复合缺陷电磁B声一体化检测方法的可靠性评估

Metal structures are widely used in modern industrial fields, but their manufacturing and service processes often produce composite defects that affect the mechanical properties and service life. Defects can appear both on the surface and beneath the structure, making it challenging for a single nondestructive testing (NDT) method to address all issues. Furthermore, using multiple NDT methods can result in low efficiency and high costs. To address this, a novel electromagnetic-acoustic integrated testing method, called PECT-EMAT. has been developed in this study, with its detection capability evaluated based on the theory of probability of detection (POD). Firstly, we established a simulation method and experimental system for PECT-EMAT to test aluminum alloy specimens with both surface cracks and bottom thinning defects, and explored a signal separation method using spectrum analysis.

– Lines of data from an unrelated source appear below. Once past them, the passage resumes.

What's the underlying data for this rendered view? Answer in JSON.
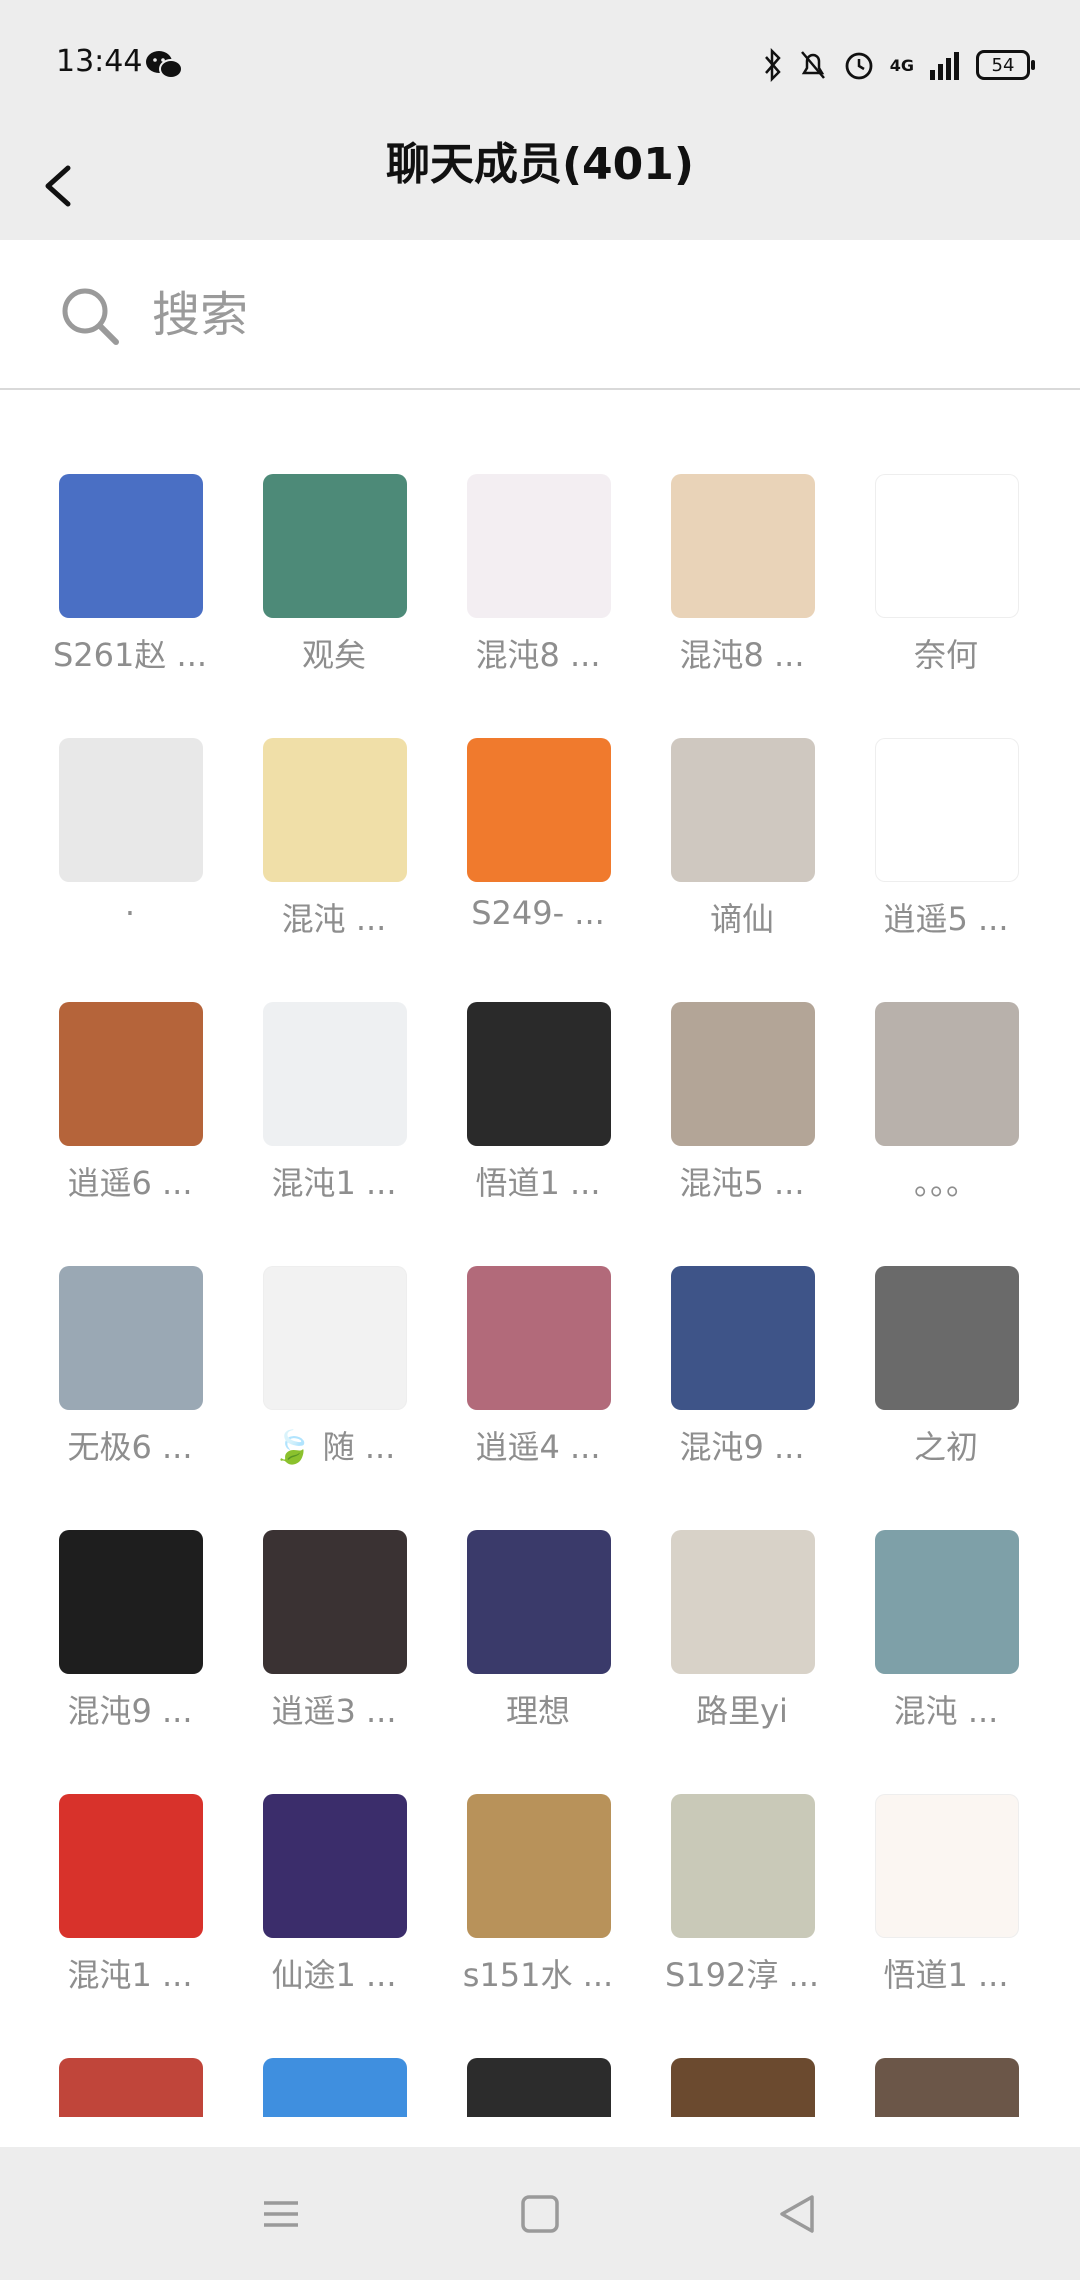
{
  "status": {
    "time": "13:44",
    "network": "4G",
    "battery": "54",
    "icons": [
      "wechat-icon",
      "bluetooth-icon",
      "mute-icon",
      "alarm-icon",
      "signal-icon",
      "battery-icon"
    ]
  },
  "header": {
    "title": "聊天成员(401)",
    "back_icon": "chevron-left-icon"
  },
  "search": {
    "placeholder": "搜索",
    "value": ""
  },
  "members": [
    {
      "name": "S261赵 ...",
      "color": "#4a6fc4"
    },
    {
      "name": "观矣",
      "color": "#4d8a78"
    },
    {
      "name": "混沌8 ...",
      "color": "#f3eef2"
    },
    {
      "name": "混沌8 ...",
      "color": "#e9d3b8"
    },
    {
      "name": "奈何",
      "color": "#ffffff"
    },
    {
      "name": "·",
      "color": "#e8e8e8"
    },
    {
      "name": "混沌 ...",
      "color": "#f0dfa8"
    },
    {
      "name": "S249- ...",
      "color": "#f07a2d"
    },
    {
      "name": "谪仙",
      "color": "#cfc8c0"
    },
    {
      "name": "逍遥5 ...",
      "color": "#ffffff"
    },
    {
      "name": "逍遥6 ...",
      "color": "#b5643a"
    },
    {
      "name": "混沌1 ...",
      "color": "#eef0f2"
    },
    {
      "name": "悟道1 ...",
      "color": "#2a2a2a"
    },
    {
      "name": "混沌5 ...",
      "color": "#b3a597"
    },
    {
      "name": "。。。",
      "color": "#b8b1ab"
    },
    {
      "name": "无极6 ...",
      "color": "#9aa8b4"
    },
    {
      "name": "🍃 随 ...",
      "color": "#f2f2f2"
    },
    {
      "name": "逍遥4 ...",
      "color": "#b26a7a"
    },
    {
      "name": "混沌9 ...",
      "color": "#3e5488"
    },
    {
      "name": "之初",
      "color": "#6a6a6a"
    },
    {
      "name": "混沌9 ...",
      "color": "#1e1e1e"
    },
    {
      "name": "逍遥3 ...",
      "color": "#3a3233"
    },
    {
      "name": "理想",
      "color": "#3a3a6a"
    },
    {
      "name": "路里yi",
      "color": "#d8d2c8"
    },
    {
      "name": "混沌 ...",
      "color": "#7ea0a8"
    },
    {
      "name": "混沌1 ...",
      "color": "#d8322b"
    },
    {
      "name": "仙途1 ...",
      "color": "#3b2d6b"
    },
    {
      "name": "s151水 ...",
      "color": "#b8925a"
    },
    {
      "name": "S192淳 ...",
      "color": "#c9c9b8"
    },
    {
      "name": "悟道1 ...",
      "color": "#fbf6f2"
    },
    {
      "name": "",
      "color": "#c0453a"
    },
    {
      "name": "",
      "color": "#3f8fdf"
    },
    {
      "name": "",
      "color": "#2c2c2c"
    },
    {
      "name": "",
      "color": "#6b4a2f"
    },
    {
      "name": "",
      "color": "#6b5648"
    }
  ],
  "bottom_nav": [
    "menu-icon",
    "home-icon",
    "back-triangle-icon"
  ]
}
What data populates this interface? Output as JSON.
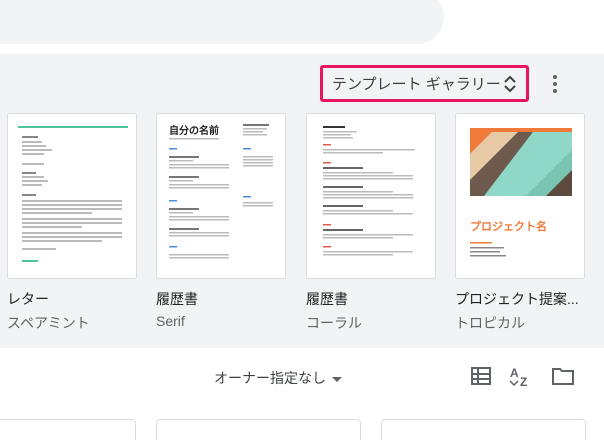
{
  "gallery": {
    "header_label": "テンプレート ギャラリー",
    "templates": [
      {
        "title": "レター",
        "subtitle": "スペアミント",
        "thumb": "letter"
      },
      {
        "title": "履歴書",
        "subtitle": "Serif",
        "thumb": "resume-serif",
        "heading": "自分の名前"
      },
      {
        "title": "履歴書",
        "subtitle": "コーラル",
        "thumb": "resume-coral"
      },
      {
        "title": "プロジェクト提案...",
        "subtitle": "トロピカル",
        "thumb": "proposal",
        "heading": "プロジェクト名"
      }
    ]
  },
  "toolbar": {
    "owner_filter": "オーナー指定なし",
    "icons": [
      "list-view-icon",
      "sort-az-icon",
      "folder-icon"
    ]
  },
  "colors": {
    "highlight": "#e8175d",
    "gallery_bg": "#f1f3f4",
    "mint": "#4fc39b",
    "coral": "#e35b4b",
    "teal": "#8fd7c7",
    "orange": "#f07a3a"
  }
}
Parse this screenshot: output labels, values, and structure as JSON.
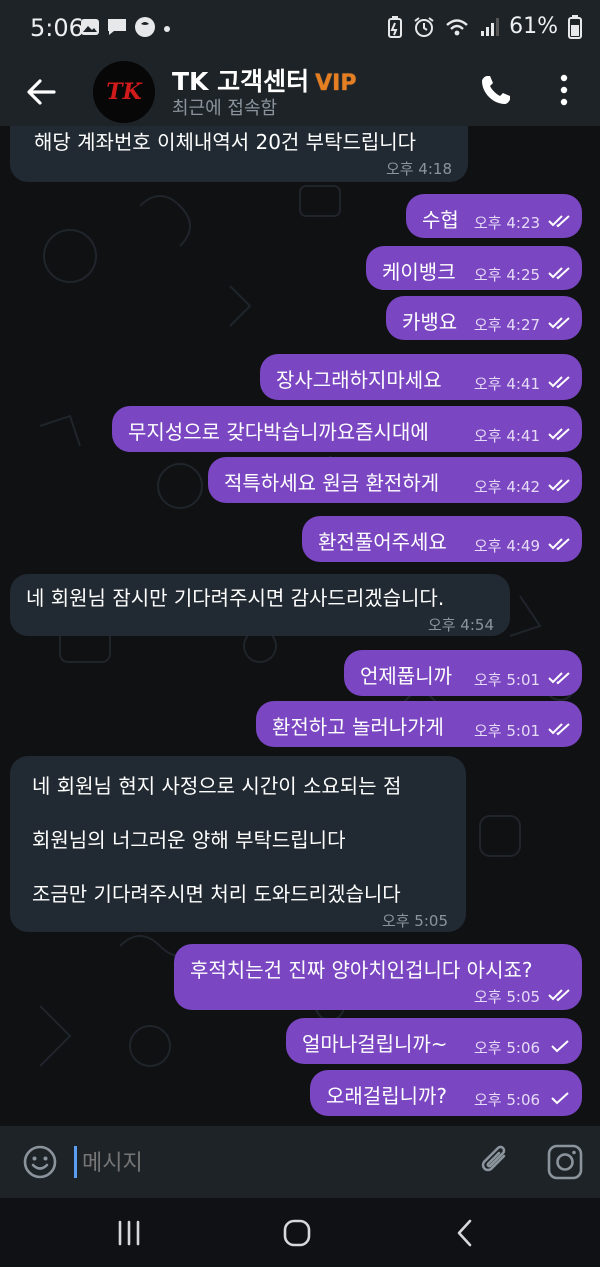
{
  "status_bar": {
    "time": "5:06",
    "battery": "61%"
  },
  "header": {
    "title": "TK 고객센터",
    "badge": "VIP",
    "subtitle": "최근에 접속함",
    "avatar_text": "TK"
  },
  "messages": [
    {
      "text": "해당 계좌번호 이체내역서 20건 부탁드립니다",
      "time": "오후 4:18"
    },
    {
      "text": "수협",
      "time": "오후 4:23"
    },
    {
      "text": "케이뱅크",
      "time": "오후 4:25"
    },
    {
      "text": "카뱅요",
      "time": "오후 4:27"
    },
    {
      "text": "장사그래하지마세요",
      "time": "오후 4:41"
    },
    {
      "text": "무지성으로 갖다박습니까요즘시대에",
      "time": "오후 4:41"
    },
    {
      "text": "적특하세요 원금 환전하게",
      "time": "오후 4:42"
    },
    {
      "text": "환전풀어주세요",
      "time": "오후 4:49"
    },
    {
      "text": "네 회원님 잠시만 기다려주시면 감사드리겠습니다.",
      "time": "오후 4:54"
    },
    {
      "text": "언제풉니까",
      "time": "오후 5:01"
    },
    {
      "text": "환전하고 놀러나가게",
      "time": "오후 5:01"
    },
    {
      "lines": [
        "네 회원님 현지 사정으로 시간이 소요되는 점",
        "회원님의 너그러운 양해 부탁드립니다",
        "조금만 기다려주시면 처리 도와드리겠습니다"
      ],
      "time": "오후 5:05"
    },
    {
      "text": "후적치는건 진짜 양아치인겁니다 아시죠?",
      "time": "오후 5:05"
    },
    {
      "text": "얼마나걸립니까~",
      "time": "오후 5:06"
    },
    {
      "text": "오래걸립니까?",
      "time": "오후 5:06"
    }
  ],
  "input": {
    "placeholder": "메시지"
  },
  "colors": {
    "outgoing_bubble": "#7b46c1",
    "incoming_bubble": "#212a32",
    "background": "#0f1113"
  }
}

Next, we built a POD model based on statistical methods and created a signal database for composite defects. Finally, we conducted a statistical analysis of this database to determine the minimum detectable size of the PECT-EMAT hybrid testing method. The research findings indicate that: (1) For metal structures with both surface cracks and bottom thinning defects, the proposed PECT-EMAT method can effectively identify composite defects through signal separation. (2) The PECT signals and EMAT signals separated from the original detection signals exhibit distinct characteristics for detecting surface cracks and bottom thinning defects, respectively, leading to the establishment of a signal features' database for composite defects. (3) POD analysis reveals that the minimum detectable lengths for surface cracks are 2. 72 mm in simulation and 2. 12 mm in experiments, while for bottom thinning defects, they are 4. 13 mm and 1. 92 mm, respectively. This study provides a theoretical foundation for the adoption of the PECT-EMAT hybrid testing method and offers a reliable technical means for detecting complex defects in engineering structures.